My R code for doing simulations

resample=function(tbl,n=sum(tbl$count))                                           #$
                  sample(tbl$value,size=n,replace=TRUE,prob=tbl$count)            #$

n1=sum(UsersX$count)                                                              #$
n2=sum(UsersY$count)                                                              #$
tpres1=replicate(10000,t.test(resample(UsersX),resample(UsersX,n2))$p.value)      #$
tpres2=replicate(10000,t.test(resample(UsersY,n1),resample(UsersY))$p.value)      #$

mwpres1=replicate(10000,wilcox.test(resample(UsersX),resample(UsersX,n2))$p.value)#$
mwpres2=replicate(10000,wilcox.test(resample(UsersY,n1),resample(UsersY))$p.value)#$

# "#$" at end of each line avoids minor issue with rendering R code containing "$"

Answer 2

You should not use the t-test or even Welch's modified t-test on very skewed data, because these tests tend to be conservative (e.g., alpha and power of these tests can be reduced; Zimmerman and Zumbo, 1993).

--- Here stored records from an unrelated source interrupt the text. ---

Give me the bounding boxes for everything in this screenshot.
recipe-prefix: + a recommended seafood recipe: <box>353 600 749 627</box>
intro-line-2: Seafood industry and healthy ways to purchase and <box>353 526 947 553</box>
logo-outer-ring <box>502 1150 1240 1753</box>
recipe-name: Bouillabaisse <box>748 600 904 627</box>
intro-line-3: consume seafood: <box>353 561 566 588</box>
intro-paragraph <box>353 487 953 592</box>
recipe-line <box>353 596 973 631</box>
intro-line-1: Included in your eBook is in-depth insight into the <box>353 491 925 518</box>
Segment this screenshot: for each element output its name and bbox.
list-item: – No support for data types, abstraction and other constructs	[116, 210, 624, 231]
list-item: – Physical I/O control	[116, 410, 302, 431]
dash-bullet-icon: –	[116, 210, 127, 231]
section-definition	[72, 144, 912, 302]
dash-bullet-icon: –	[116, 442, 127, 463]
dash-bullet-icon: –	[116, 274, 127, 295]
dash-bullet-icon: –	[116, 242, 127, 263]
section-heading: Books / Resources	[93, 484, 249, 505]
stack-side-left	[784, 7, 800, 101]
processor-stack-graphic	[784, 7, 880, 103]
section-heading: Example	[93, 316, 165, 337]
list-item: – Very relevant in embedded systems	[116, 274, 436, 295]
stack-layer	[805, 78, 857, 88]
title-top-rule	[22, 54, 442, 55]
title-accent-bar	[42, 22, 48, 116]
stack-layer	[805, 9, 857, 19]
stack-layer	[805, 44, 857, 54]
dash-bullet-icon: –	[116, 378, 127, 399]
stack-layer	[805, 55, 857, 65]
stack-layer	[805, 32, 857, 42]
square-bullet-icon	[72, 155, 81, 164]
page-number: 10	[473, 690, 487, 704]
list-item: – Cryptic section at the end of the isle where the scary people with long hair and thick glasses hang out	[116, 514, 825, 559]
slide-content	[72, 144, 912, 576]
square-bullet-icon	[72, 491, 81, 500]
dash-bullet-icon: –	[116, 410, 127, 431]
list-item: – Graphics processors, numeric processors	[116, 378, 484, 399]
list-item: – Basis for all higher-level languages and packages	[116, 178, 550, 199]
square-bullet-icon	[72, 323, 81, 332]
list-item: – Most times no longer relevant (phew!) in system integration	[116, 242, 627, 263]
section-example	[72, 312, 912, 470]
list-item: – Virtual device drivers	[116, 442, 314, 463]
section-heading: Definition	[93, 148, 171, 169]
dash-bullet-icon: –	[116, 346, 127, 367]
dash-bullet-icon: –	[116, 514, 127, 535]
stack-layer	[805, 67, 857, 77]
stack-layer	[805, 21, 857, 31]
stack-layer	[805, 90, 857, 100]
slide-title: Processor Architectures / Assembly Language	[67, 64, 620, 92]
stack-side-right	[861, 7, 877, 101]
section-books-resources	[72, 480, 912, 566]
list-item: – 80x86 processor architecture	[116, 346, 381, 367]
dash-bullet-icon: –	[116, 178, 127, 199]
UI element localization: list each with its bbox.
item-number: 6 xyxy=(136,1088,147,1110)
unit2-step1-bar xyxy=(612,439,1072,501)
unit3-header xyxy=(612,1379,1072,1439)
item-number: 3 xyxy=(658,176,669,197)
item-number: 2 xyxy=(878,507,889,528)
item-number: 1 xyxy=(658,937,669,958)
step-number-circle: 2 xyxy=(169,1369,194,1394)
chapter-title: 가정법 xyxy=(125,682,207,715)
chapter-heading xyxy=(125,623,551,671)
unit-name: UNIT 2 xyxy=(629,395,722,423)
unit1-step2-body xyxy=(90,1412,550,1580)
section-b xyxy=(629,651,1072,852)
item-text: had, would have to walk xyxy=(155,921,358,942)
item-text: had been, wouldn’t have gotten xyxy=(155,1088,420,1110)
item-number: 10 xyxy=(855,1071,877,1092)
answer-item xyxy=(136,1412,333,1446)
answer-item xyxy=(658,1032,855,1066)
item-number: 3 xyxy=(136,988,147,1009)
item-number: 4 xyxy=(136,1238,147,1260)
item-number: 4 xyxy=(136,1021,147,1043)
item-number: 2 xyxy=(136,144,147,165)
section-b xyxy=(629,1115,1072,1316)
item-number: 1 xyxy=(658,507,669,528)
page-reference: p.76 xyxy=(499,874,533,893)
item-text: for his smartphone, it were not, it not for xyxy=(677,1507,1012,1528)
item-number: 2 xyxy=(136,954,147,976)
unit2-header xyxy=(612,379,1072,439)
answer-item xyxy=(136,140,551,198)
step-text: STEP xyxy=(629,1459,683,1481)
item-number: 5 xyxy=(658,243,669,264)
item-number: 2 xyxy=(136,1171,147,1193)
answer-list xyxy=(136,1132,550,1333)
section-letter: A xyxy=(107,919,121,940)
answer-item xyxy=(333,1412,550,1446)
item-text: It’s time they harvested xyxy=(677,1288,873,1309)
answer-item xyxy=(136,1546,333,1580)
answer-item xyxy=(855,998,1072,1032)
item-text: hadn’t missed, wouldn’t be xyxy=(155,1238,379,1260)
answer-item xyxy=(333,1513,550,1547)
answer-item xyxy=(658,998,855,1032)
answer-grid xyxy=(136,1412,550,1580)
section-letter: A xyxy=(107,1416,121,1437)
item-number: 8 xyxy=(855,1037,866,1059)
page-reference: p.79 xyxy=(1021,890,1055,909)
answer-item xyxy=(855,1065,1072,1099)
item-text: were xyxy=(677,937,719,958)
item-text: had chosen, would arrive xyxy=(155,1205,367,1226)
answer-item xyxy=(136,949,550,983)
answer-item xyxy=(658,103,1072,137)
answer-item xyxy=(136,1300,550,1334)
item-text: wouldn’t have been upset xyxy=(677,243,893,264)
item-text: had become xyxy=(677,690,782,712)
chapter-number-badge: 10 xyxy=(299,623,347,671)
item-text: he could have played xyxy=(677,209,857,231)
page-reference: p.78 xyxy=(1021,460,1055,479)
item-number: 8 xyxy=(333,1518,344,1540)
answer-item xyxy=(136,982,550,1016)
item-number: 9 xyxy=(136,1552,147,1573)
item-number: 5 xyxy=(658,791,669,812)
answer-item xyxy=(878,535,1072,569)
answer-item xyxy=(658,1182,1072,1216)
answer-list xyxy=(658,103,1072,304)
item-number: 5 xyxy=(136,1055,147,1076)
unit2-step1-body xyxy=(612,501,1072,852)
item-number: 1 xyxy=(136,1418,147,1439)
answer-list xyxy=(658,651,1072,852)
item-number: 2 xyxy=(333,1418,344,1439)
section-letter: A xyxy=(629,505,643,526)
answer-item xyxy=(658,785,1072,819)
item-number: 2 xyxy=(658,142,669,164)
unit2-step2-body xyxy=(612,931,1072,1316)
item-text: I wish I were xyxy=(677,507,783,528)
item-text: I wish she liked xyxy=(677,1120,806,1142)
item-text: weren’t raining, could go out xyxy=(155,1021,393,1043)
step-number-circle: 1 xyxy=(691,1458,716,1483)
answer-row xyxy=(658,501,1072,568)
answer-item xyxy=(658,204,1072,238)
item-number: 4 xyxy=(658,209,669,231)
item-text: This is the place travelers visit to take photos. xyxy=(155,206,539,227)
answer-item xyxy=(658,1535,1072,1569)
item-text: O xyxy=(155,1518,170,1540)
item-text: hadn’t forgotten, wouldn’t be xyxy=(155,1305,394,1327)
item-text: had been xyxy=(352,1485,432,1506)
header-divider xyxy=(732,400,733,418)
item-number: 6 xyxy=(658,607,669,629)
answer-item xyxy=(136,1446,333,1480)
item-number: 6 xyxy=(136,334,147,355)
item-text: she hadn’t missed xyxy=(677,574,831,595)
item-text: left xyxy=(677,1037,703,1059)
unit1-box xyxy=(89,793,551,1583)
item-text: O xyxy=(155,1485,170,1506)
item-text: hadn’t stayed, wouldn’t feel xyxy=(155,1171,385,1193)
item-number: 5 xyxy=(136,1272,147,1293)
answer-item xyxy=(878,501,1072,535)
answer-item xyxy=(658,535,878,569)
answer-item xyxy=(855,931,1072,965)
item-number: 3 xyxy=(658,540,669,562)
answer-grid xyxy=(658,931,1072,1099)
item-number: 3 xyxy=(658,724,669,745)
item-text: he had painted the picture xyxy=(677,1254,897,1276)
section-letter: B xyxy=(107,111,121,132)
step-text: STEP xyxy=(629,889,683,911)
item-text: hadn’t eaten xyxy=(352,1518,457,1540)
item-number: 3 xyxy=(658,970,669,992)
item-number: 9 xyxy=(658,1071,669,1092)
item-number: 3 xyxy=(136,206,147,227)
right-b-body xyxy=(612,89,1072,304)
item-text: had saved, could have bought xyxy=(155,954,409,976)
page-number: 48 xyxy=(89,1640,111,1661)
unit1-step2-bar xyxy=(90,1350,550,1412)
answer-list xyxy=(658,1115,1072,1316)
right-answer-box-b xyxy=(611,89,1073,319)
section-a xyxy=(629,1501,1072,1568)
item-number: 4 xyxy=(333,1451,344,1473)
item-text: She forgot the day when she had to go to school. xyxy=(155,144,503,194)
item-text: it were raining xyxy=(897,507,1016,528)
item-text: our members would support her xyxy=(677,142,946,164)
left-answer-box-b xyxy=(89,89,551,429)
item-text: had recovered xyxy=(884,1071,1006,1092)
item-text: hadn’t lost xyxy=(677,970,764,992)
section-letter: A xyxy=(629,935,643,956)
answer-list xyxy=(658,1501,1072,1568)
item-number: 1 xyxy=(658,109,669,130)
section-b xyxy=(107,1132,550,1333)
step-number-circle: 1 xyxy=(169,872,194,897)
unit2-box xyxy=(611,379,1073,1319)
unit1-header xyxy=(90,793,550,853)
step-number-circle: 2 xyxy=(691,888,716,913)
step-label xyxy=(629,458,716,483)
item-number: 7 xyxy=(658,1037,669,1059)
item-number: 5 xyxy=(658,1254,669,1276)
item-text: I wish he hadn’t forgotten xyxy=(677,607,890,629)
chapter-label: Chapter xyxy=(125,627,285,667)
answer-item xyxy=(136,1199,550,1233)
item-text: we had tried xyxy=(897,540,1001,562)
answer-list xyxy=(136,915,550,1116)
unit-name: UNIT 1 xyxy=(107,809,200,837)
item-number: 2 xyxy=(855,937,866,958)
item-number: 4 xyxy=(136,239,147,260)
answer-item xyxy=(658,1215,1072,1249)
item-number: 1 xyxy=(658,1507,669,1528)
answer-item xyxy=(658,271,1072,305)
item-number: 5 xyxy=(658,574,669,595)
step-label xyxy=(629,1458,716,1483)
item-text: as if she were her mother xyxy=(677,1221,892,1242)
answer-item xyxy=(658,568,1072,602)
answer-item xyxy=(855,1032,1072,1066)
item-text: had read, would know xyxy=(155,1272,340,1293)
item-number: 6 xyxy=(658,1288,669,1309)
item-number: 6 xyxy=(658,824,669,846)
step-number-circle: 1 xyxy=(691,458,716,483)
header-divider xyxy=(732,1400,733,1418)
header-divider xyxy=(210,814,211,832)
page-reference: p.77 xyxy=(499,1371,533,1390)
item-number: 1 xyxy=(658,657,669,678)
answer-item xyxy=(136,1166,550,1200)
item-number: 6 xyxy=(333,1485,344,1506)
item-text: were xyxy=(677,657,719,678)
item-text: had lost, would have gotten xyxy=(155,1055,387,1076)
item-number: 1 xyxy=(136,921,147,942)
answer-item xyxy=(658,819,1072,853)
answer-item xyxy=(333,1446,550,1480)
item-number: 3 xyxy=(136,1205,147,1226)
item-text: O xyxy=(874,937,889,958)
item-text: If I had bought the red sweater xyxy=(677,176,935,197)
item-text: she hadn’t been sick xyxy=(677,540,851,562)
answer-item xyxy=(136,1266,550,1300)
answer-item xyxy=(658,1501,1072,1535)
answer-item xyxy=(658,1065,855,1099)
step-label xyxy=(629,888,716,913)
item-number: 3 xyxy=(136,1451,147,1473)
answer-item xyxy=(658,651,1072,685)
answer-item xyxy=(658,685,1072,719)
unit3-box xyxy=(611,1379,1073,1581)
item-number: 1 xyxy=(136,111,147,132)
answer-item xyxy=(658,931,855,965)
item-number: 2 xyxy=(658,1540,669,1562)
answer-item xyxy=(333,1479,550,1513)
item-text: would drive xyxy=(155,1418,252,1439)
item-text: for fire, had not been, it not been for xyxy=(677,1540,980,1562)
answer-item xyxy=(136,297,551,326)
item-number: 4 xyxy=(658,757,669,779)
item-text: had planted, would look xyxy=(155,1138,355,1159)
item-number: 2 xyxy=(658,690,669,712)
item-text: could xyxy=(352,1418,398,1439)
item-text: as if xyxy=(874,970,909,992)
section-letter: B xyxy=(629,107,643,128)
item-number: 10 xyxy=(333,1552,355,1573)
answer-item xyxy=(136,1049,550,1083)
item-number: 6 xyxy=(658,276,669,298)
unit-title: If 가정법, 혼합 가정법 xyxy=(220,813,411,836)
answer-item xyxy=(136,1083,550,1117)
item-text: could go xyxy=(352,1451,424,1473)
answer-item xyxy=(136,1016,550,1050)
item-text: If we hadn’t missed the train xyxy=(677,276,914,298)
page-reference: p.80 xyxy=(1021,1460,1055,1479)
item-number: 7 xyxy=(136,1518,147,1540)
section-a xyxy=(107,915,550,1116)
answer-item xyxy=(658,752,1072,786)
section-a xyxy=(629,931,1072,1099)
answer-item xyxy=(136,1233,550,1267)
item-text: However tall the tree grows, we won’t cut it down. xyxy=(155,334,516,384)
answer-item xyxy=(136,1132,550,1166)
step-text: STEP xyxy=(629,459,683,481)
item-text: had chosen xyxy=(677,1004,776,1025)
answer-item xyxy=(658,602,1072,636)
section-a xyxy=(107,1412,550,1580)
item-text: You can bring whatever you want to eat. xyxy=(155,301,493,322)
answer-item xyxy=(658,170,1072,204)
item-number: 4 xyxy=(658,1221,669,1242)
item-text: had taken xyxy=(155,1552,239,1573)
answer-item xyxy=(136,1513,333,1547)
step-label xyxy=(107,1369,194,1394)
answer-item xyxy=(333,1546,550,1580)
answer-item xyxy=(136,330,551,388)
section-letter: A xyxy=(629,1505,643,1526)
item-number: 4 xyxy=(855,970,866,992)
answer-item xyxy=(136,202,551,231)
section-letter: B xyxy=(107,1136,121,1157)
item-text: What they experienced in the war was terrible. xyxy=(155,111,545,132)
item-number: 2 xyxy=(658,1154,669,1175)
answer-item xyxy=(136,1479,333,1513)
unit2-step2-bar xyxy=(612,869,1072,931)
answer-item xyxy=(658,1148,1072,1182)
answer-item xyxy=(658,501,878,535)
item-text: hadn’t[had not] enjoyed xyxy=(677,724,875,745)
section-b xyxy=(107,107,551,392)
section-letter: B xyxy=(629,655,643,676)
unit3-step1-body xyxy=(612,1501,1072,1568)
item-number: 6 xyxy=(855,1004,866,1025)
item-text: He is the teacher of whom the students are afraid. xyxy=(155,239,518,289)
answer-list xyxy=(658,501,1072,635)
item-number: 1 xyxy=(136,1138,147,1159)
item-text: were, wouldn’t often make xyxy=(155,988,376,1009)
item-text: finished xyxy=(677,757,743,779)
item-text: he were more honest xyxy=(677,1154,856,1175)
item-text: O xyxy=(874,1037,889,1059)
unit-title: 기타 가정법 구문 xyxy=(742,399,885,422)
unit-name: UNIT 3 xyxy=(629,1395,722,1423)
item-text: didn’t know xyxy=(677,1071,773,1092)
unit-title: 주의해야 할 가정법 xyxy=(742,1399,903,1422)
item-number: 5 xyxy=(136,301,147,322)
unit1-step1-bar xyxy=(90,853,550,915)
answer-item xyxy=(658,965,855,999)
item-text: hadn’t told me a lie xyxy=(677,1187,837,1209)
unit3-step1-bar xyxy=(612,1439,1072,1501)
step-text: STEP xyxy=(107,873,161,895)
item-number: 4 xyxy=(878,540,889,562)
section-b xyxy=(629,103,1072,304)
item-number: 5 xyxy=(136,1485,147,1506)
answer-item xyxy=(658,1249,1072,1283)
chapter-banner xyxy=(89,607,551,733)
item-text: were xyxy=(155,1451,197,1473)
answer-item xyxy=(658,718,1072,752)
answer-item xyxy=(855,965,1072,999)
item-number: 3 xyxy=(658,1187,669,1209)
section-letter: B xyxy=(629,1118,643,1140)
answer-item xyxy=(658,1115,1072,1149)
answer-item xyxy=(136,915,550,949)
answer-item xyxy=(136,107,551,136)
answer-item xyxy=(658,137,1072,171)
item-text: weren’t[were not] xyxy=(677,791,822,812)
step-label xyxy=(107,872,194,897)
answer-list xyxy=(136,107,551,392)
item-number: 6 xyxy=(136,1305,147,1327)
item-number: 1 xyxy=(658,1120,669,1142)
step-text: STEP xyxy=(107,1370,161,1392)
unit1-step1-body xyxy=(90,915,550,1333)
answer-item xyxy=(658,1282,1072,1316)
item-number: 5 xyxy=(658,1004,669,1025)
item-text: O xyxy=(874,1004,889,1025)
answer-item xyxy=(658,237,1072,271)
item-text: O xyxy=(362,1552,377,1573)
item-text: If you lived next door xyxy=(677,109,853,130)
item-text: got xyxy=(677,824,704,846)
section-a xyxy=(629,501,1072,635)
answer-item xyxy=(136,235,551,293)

Then which test should you use? Your response variable is discrete count data with many 0's, and you want to compare means of two independent groups. I suggest use zero-inflated negative binomial regression. This page has a great tutorial on this technique using R.

Reference:

D.W. Zimmerman & B.D. (1993). Rank Transformations and the Power of the Student t Test and Welch t' Test for Non-Normal Populations With Unequal Variances, Canadian Journal of Experimental Psychology, 1993, 47:3, 523-539

Answer 3

To $T$ or not to $T$ -- is that the question?

I would suggest backing off for a moment and asking yourself, "What IS the question?" Is the question, "Are the means of populations 1 and 2 the same?", or is the question, "Is the usage distribution the same in populations 1 and 2?", or is the question, "Are the medians of populations 1 and 2 the same?", or is the question something else yet?

At $\nu > 350$ degrees of freedom the difference between using sample variances vs population variances is a minor issue. Questions of data provenance are much more important. These are questions like how did these data come to be? Was any sort of random sampling mechanism involved? Also critical are questions related to the analysis, like those asked above.

If you answer those questions, your choice of test statistic will be clearer. Of course, this answer precedes your question.

Now, supposing that the question really is about the means, we have to ask if $N(0, 1)$ is a reasonable approximation to the distribution of the test statistic. The heavily skewed distributions you are dealing with cause me to doubt this. I'd recommend using an Edgeworth expansion and compare that answer with the answer given by the standard Normal. Note that Edgeworth expansions are not free of problems themselves, but if the two methods are giving radically different answers I would tend to trust the Edgeworth expansion answer more than the the $N(0, 1)$ answer.

Answer 4

While it will come with its own set of limitations, propensity scoring may be a way to ensure sample equality (Connelly et al., 2013).